The United Nations, again

I shouldn't have to blog this much on the United Nations. But unfortunately, their complete refusal to do most things correctly either legally or morally leaves those of us who question the UN's value no choice. For the latest example of this, let's look at Freedom House's latest report on free nations:
The report, "The Worst of the Worst: The World's Most Repressive Societies 2005," includes detailed summations of the dire human rights situations in Belarus, Burma (Myanmar), China, Cuba, Equatorial Guinea, Eritrea, Haiti, Laos, Libya, North Korea, Saudi Arabia, Somalia, Sudan, Syria, Turkmenistan, Uzbekistan, Vietnam, and Zimbabwe. Chechnya, Tibet, and Western Sahara are included as territories under Russian, Chinese, and Moroccan jurisdictions respectively.

The report is available online.

Significantly, six of the eighteen most repressive governments--those of China, Cuba, Eritrea, Saudi Arabia, Sudan, and Zimbabwe--are members of the Commission on Human Rights (CHR), representing nearly 11 percent of the 53-member body.

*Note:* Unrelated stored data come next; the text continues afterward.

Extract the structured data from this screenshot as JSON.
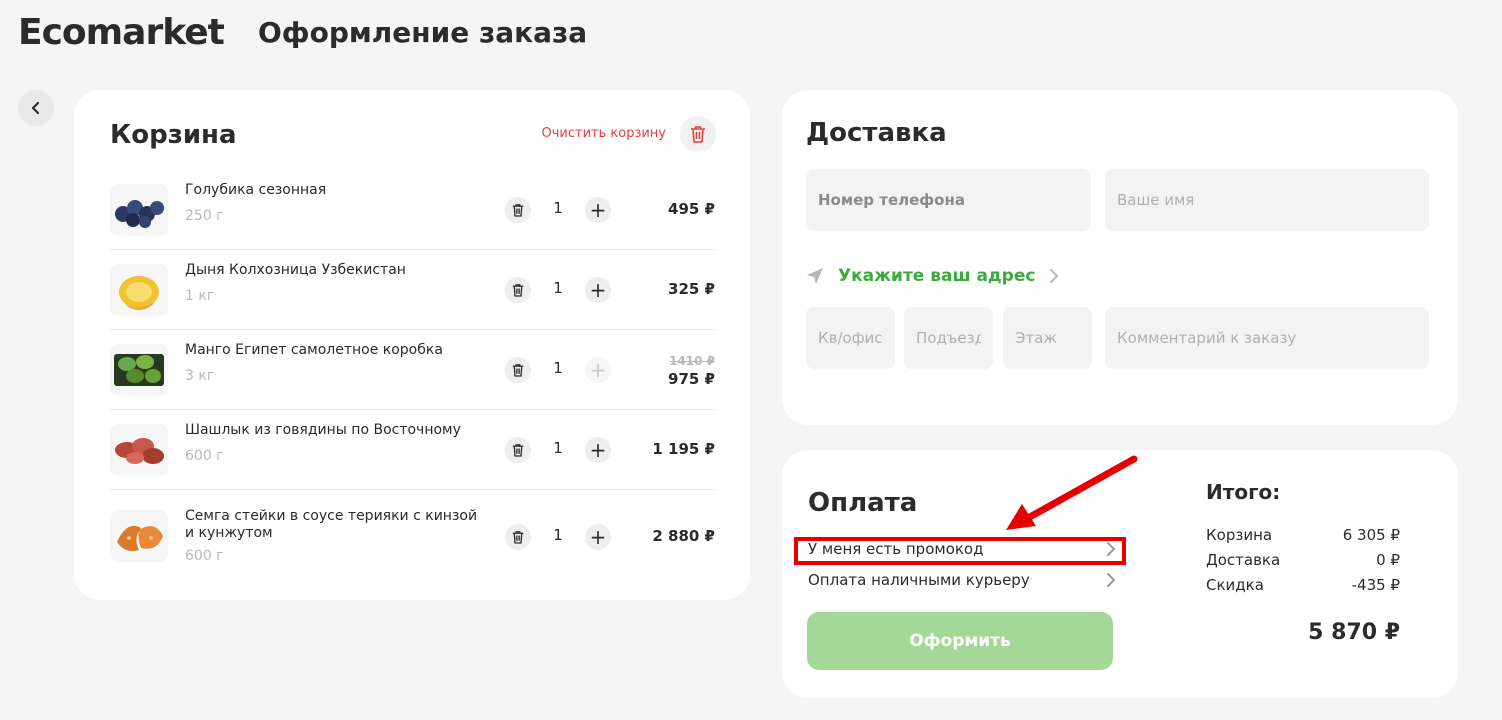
{
  "header": {
    "logo": "Ecomarket",
    "title": "Оформление заказа"
  },
  "cart": {
    "title": "Корзина",
    "clear_label": "Очистить корзину",
    "items": [
      {
        "name": "Голубика сезонная",
        "weight": "250 г",
        "qty": "1",
        "price": "495 ₽",
        "old_price": "",
        "icon": "blueberry-icon",
        "plus_enabled": true
      },
      {
        "name": "Дыня Колхозница Узбекистан",
        "weight": "1 кг",
        "qty": "1",
        "price": "325 ₽",
        "old_price": "",
        "icon": "melon-icon",
        "plus_enabled": true
      },
      {
        "name": "Манго Египет самолетное коробка",
        "weight": "3 кг",
        "qty": "1",
        "price": "975 ₽",
        "old_price": "1410 ₽",
        "icon": "mango-icon",
        "plus_enabled": false
      },
      {
        "name": "Шашлык из говядины по Восточному",
        "weight": "600 г",
        "qty": "1",
        "price": "1 195 ₽",
        "old_price": "",
        "icon": "meat-icon",
        "plus_enabled": true
      },
      {
        "name": "Семга стейки в соусе терияки с кинзой и кунжутом",
        "weight": "600 г",
        "qty": "1",
        "price": "2 880 ₽",
        "old_price": "",
        "icon": "salmon-icon",
        "plus_enabled": true
      }
    ]
  },
  "delivery": {
    "title": "Доставка",
    "phone_placeholder": "Номер телефона",
    "name_placeholder": "Ваше имя",
    "address_label": "Укажите ваш адрес",
    "apartment_placeholder": "Кв/офис",
    "entrance_placeholder": "Подъезд",
    "floor_placeholder": "Этаж",
    "comment_placeholder": "Комментарий к заказу"
  },
  "payment": {
    "title": "Оплата",
    "promo_label": "У меня есть промокод",
    "method_label": "Оплата наличными курьеру",
    "submit_label": "Оформить"
  },
  "totals": {
    "title": "Итого:",
    "rows": [
      {
        "label": "Корзина",
        "value": "6 305 ₽"
      },
      {
        "label": "Доставка",
        "value": "0 ₽"
      },
      {
        "label": "Скидка",
        "value": "-435 ₽"
      }
    ],
    "grand_total": "5 870 ₽"
  },
  "colors": {
    "accent_green": "#3cab3c",
    "button_green": "#a3d897",
    "danger_red": "#e0413f",
    "highlight_red": "#e40000"
  }
}
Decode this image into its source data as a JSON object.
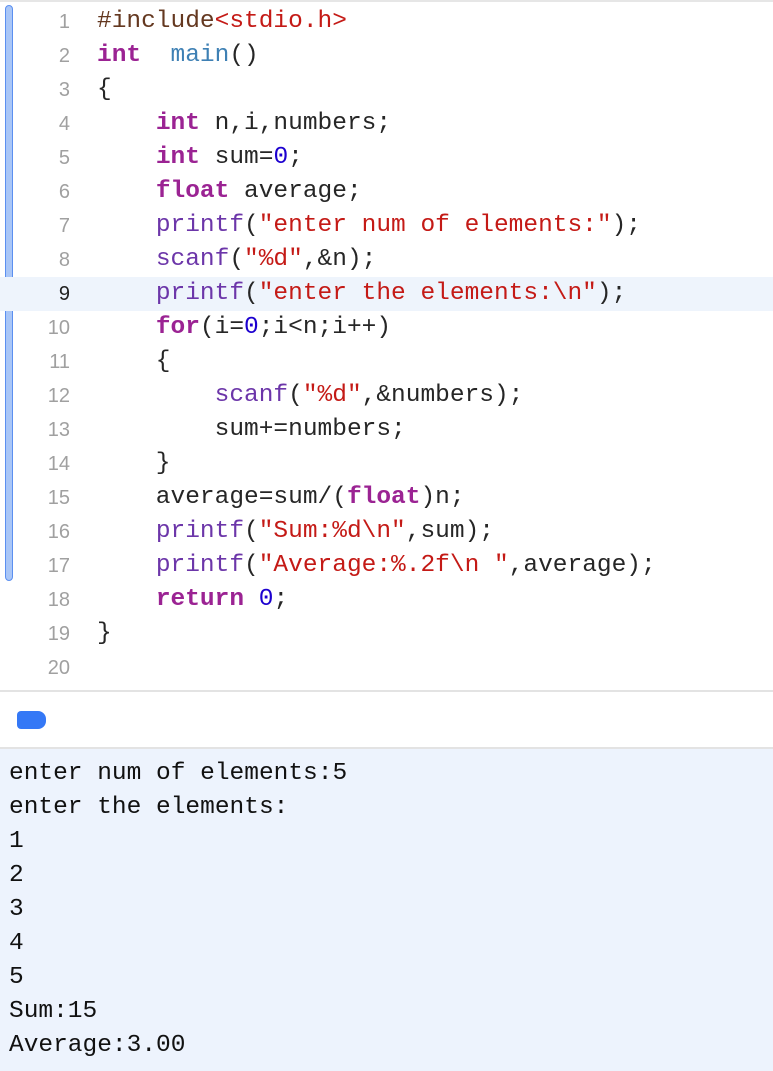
{
  "editor": {
    "active_line": 9,
    "lines": [
      [
        [
          "pp",
          "#include"
        ],
        [
          "str",
          "<stdio.h>"
        ]
      ],
      [
        [
          "kw",
          "int"
        ],
        [
          "",
          "  "
        ],
        [
          "decl",
          "main"
        ],
        [
          "",
          "()"
        ]
      ],
      [
        [
          "",
          "{"
        ]
      ],
      [
        [
          "",
          "    "
        ],
        [
          "kw",
          "int"
        ],
        [
          "",
          " n,i,numbers;"
        ]
      ],
      [
        [
          "",
          "    "
        ],
        [
          "kw",
          "int"
        ],
        [
          "",
          " sum="
        ],
        [
          "num",
          "0"
        ],
        [
          "",
          ";"
        ]
      ],
      [
        [
          "",
          "    "
        ],
        [
          "kw",
          "float"
        ],
        [
          "",
          " average;"
        ]
      ],
      [
        [
          "",
          "    "
        ],
        [
          "fn",
          "printf"
        ],
        [
          "",
          "("
        ],
        [
          "str",
          "\"enter num of elements:\""
        ],
        [
          "",
          ");"
        ]
      ],
      [
        [
          "",
          "    "
        ],
        [
          "fn",
          "scanf"
        ],
        [
          "",
          "("
        ],
        [
          "str",
          "\"%d\""
        ],
        [
          "",
          ",&n);"
        ]
      ],
      [
        [
          "",
          "    "
        ],
        [
          "fn",
          "printf"
        ],
        [
          "",
          "("
        ],
        [
          "str",
          "\"enter the elements:\\n\""
        ],
        [
          "",
          ");"
        ]
      ],
      [
        [
          "",
          "    "
        ],
        [
          "kw",
          "for"
        ],
        [
          "",
          "(i="
        ],
        [
          "num",
          "0"
        ],
        [
          "",
          ";i<n;i++)"
        ]
      ],
      [
        [
          "",
          "    {"
        ]
      ],
      [
        [
          "",
          "        "
        ],
        [
          "fn",
          "scanf"
        ],
        [
          "",
          "("
        ],
        [
          "str",
          "\"%d\""
        ],
        [
          "",
          ",&numbers);"
        ]
      ],
      [
        [
          "",
          "        sum+=numbers;"
        ]
      ],
      [
        [
          "",
          "    }"
        ]
      ],
      [
        [
          "",
          "    average=sum/("
        ],
        [
          "kw",
          "float"
        ],
        [
          "",
          ")n;"
        ]
      ],
      [
        [
          "",
          "    "
        ],
        [
          "fn",
          "printf"
        ],
        [
          "",
          "("
        ],
        [
          "str",
          "\"Sum:%d\\n\""
        ],
        [
          "",
          ",sum);"
        ]
      ],
      [
        [
          "",
          "    "
        ],
        [
          "fn",
          "printf"
        ],
        [
          "",
          "("
        ],
        [
          "str",
          "\"Average:%.2f\\n \""
        ],
        [
          "",
          ",average);"
        ]
      ],
      [
        [
          "",
          "    "
        ],
        [
          "kw",
          "return"
        ],
        [
          "",
          " "
        ],
        [
          "num",
          "0"
        ],
        [
          "",
          ";"
        ]
      ],
      [
        [
          "",
          "}"
        ]
      ],
      [
        [
          "",
          ""
        ]
      ]
    ]
  },
  "console": {
    "lines": [
      "enter num of elements:5",
      "enter the elements:",
      "1",
      "2",
      "3",
      "4",
      "5",
      "Sum:15",
      "Average:3.00"
    ]
  }
}
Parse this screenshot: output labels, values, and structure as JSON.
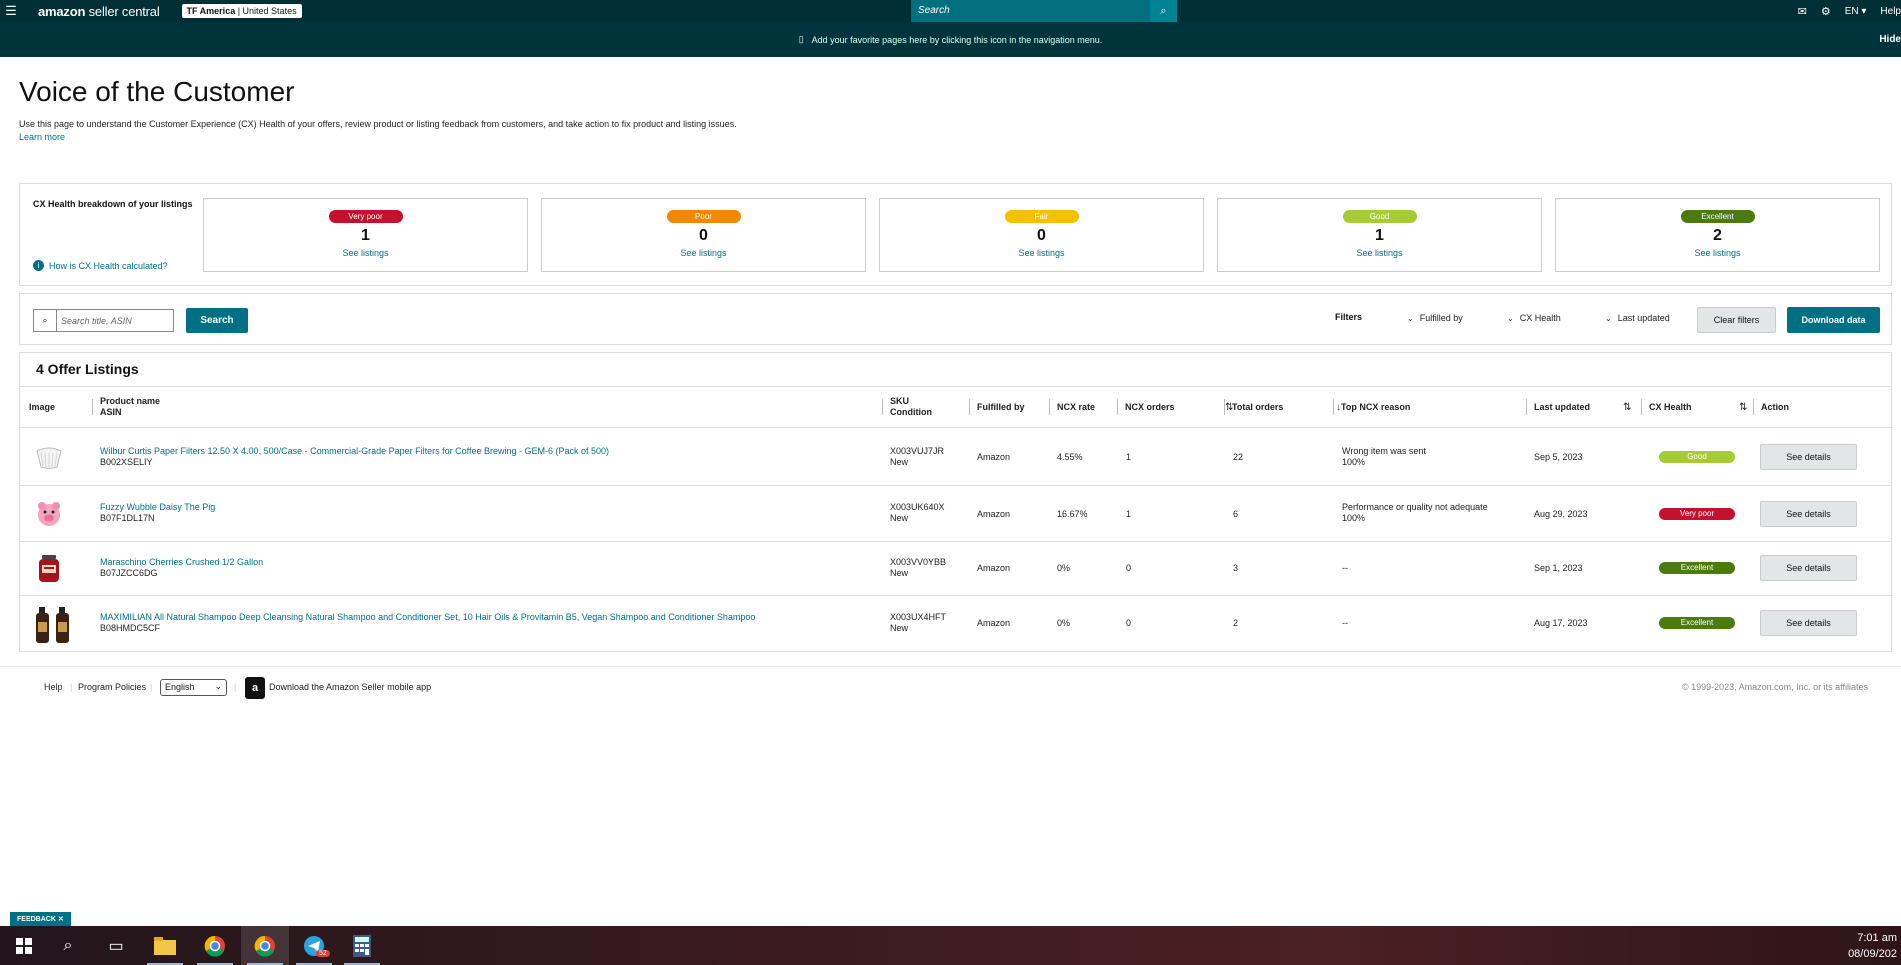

"Repressive governments enjoying CHR membership work in concert and have successfully subverted the Commission's mandate," said Freedom House Executive Director Jennifer Windsor. "Rather than serving as the proper international forum for identifying and publicly censuring the world's most egregious human rights violators, the CHR instead protects abusers, enabling them to sit in judgment of democratic states that honor and respect the rule of law," she said.
I hope you didn't honestly expect anything different - well, other than the fact that 6 divided by 53 gives you a little more than, not nearly, 11%. But before we go any further, let's take a look at what statutes or benchmarks Freedom House rates the countries against:
Individual countries are evaluated based on a checklist of questions on political rights and civil liberties that are derived in large measure from the Universal Declaration of Human Rights.
And what does the UNCHR go by?
The mission of the Office of the United Nations High Commissioner for Human Rights (OHCHR) is to protect and promote all human rights for all.

OHCHR is guided in its work by the Charter of the United Nations, the Universal Declaration of Human Rights and subsequent human rights instruments, and the 1993 Vienna Declaration and Programme of Action. The promotion of universal ratification and implementation of human rights treaties is at the forefront of OHCHR activities.
Well, well, well. The same declaration of human rights that the CHR swears by is the same declaration used by Freedom House to ascertain that 6 of the CHR's members are the worst abusers of freedom and human rights of all. But let's look at it from a strictly mathematical perspective:
             Free    Partly Free    Not Free    Worst 18*
UN's CHR: 22 (42%) 17 (32%) 14 (26%) 6 (11%)
World: 89 (46%) 54 (28%) 49 (26%) 18 (9%)
*a special bonus from The House Of Wheels and A Western Heart.
It doesn't take a degree in statistics to come up with the following statement: The world as a whole deals better with human rights than the countries the UN gets to enforce human rights. And that'd be hilarious, if it wasn't so sad.